When you join Salesforce, you'll be limitless in all areas of your life. Our benefits and resources support you to find balance and be your best, and our AI agents accelerate your impact so you can do your best. Together, we'll bring the power of Agentforce to organizations of all sizes and deliver amazing experiences that customers love. Apply today to not only shape the future - but to redefine what's possible - for yourself, for AI, and the world.

Accommodations

If you need a reasonable accommodation during the application or the recruiting process, please submit a request via this Accommodations Request Form.

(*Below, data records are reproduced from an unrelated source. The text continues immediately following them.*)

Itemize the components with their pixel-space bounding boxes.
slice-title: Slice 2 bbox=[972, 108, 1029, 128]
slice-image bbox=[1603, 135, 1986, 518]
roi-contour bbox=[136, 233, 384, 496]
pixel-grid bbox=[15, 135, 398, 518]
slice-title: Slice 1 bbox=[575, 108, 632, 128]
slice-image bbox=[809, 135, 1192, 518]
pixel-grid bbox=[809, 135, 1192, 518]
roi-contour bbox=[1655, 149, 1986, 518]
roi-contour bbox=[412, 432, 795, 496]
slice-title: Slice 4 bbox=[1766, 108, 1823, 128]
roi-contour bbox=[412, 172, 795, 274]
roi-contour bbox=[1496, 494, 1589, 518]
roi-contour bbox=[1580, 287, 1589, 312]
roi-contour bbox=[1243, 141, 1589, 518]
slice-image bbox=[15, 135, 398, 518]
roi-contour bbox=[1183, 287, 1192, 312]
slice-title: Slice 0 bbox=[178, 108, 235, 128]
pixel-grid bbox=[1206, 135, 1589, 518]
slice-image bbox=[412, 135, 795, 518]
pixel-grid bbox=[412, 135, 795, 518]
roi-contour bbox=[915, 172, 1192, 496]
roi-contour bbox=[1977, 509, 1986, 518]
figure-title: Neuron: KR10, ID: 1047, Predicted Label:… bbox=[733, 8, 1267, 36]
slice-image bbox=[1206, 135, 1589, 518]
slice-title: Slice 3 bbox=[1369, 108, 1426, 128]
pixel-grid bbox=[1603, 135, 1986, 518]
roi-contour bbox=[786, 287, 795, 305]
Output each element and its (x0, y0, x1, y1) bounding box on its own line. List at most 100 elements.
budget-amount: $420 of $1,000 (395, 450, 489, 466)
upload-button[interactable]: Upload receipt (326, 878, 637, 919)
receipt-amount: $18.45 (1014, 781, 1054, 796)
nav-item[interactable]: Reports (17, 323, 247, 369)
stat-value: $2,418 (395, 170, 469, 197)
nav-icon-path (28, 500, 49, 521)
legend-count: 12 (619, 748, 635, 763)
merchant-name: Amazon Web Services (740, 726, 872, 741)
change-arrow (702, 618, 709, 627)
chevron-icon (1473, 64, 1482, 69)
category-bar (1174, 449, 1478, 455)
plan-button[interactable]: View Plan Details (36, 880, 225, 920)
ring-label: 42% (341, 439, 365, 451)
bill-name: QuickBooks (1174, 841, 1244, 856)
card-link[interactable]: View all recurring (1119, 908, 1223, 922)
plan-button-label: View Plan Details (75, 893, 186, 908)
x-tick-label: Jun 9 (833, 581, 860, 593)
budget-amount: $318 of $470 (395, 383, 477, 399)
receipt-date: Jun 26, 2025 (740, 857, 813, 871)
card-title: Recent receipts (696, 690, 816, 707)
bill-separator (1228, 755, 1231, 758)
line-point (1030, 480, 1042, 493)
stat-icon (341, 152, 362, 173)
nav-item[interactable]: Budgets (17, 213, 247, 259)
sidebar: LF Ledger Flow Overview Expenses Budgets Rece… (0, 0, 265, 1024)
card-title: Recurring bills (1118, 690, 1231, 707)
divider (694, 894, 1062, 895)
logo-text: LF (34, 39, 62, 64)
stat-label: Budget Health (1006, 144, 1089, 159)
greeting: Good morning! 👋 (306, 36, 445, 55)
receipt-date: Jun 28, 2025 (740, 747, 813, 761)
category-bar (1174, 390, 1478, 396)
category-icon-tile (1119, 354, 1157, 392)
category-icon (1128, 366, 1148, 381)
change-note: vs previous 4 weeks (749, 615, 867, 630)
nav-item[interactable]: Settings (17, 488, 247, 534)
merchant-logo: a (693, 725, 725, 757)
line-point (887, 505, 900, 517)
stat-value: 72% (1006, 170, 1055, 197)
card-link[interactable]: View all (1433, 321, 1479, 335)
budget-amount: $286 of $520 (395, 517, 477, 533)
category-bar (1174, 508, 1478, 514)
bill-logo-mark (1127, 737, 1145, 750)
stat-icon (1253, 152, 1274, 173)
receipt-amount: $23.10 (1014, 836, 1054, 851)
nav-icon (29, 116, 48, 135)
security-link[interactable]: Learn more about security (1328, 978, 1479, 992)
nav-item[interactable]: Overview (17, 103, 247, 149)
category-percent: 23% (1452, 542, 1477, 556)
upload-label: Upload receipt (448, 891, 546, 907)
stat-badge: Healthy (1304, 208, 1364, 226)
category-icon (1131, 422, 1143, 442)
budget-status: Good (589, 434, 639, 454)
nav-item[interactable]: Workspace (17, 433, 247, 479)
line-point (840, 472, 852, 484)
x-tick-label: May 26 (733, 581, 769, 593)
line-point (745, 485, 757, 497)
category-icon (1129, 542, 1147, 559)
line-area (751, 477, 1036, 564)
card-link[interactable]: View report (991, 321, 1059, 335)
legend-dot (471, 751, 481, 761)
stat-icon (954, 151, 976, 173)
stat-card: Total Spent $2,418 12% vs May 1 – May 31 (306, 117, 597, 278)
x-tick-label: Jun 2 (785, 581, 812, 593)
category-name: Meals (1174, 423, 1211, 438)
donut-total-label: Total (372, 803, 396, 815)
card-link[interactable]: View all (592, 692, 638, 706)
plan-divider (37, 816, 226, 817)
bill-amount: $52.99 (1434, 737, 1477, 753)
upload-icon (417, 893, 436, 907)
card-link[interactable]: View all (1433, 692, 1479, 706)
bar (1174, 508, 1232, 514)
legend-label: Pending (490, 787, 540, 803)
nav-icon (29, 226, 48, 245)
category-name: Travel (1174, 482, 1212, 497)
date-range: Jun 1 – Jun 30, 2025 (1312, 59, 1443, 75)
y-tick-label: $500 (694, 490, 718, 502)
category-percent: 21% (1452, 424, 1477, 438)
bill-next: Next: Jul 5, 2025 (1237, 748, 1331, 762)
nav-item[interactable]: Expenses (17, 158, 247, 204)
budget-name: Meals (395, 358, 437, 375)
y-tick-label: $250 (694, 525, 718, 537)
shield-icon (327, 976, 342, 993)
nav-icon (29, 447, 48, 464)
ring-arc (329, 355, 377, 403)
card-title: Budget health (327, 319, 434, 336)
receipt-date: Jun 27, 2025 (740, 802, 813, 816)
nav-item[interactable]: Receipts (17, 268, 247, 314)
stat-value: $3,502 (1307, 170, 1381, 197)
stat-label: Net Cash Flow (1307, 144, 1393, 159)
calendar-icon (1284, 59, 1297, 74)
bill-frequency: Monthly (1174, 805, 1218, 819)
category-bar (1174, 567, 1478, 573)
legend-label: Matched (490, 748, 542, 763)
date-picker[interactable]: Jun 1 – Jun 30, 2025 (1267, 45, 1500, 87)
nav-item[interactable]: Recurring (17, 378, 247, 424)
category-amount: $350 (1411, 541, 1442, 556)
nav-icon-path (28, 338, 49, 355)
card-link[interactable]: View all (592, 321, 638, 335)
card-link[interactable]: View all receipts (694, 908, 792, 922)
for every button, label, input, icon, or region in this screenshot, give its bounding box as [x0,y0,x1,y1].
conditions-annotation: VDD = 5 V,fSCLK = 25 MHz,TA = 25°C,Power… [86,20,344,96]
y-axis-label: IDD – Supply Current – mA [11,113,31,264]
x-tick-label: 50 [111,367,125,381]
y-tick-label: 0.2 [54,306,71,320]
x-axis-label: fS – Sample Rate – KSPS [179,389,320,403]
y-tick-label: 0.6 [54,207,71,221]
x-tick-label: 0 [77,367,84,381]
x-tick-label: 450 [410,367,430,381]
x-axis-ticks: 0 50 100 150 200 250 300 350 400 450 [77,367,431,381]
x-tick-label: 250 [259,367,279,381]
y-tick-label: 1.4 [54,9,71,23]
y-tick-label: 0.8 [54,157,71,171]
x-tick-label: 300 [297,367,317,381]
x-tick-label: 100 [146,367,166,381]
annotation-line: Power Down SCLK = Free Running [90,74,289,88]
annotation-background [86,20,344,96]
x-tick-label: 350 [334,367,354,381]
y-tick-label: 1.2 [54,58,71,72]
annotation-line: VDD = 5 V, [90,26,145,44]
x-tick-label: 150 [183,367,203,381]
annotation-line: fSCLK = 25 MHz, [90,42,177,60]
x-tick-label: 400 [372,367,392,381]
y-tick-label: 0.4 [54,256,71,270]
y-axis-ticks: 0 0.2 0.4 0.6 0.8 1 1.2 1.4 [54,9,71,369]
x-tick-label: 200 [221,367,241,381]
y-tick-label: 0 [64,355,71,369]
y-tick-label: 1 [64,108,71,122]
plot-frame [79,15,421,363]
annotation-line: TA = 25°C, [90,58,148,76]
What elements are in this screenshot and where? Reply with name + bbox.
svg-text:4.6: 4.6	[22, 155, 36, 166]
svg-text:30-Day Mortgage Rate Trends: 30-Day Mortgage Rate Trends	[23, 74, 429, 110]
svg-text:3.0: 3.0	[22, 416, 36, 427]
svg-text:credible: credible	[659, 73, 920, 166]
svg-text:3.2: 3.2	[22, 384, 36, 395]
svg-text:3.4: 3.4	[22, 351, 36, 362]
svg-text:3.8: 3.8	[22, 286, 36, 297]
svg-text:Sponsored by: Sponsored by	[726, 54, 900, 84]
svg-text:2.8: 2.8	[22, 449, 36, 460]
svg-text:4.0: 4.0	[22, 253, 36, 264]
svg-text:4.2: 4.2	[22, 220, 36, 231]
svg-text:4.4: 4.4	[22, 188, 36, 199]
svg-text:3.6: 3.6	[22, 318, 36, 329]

Please note that Salesforce uses artificial intelligence (AI) tools to help our recruiters assess and evaluate candidates' resumes and qualifications throughout the recruiting process. Humans will always make any candidate selection and hiring decisions. Please see our Candidate Privacy Statement for more information about how we use your personal data and your rights, including with regard to use of AI tools and opt out options.

Posting Statement

Salesforce is an equal opportunity employer and maintains a policy of non-discrimination with all employees and applicants for employment. What does that mean exactly? It means that at Salesforce, we believe in equality for all. And we believe we can lead the path to equality in part by creating a workplace that's inclusive, and free from discrimination. Know your rights: workplace discrimination is illegal. Any employee or potential employee will be assessed on the basis of merit, competence and qualifications - without regard to race, religion, color, national origin, sex, sexual orientation, gender expression or identity, transgender status, age, disability, veteran or marital status, political viewpoint, or other classifications protected by law. This policy applies to current and prospective employees, no matter where they are in their Salesforce employment journey. It also applies to recruiting, hiring, job assignment, compensation, promotion, benefits, training, assessment of job performance, discipline, termination, and everything in between. Recruiting, hiring, and promotion decisions at Salesforce are fair and based on merit. The same goes for compensation, benefits, promotions, transfers, reduction in workforce, recall, training, and education.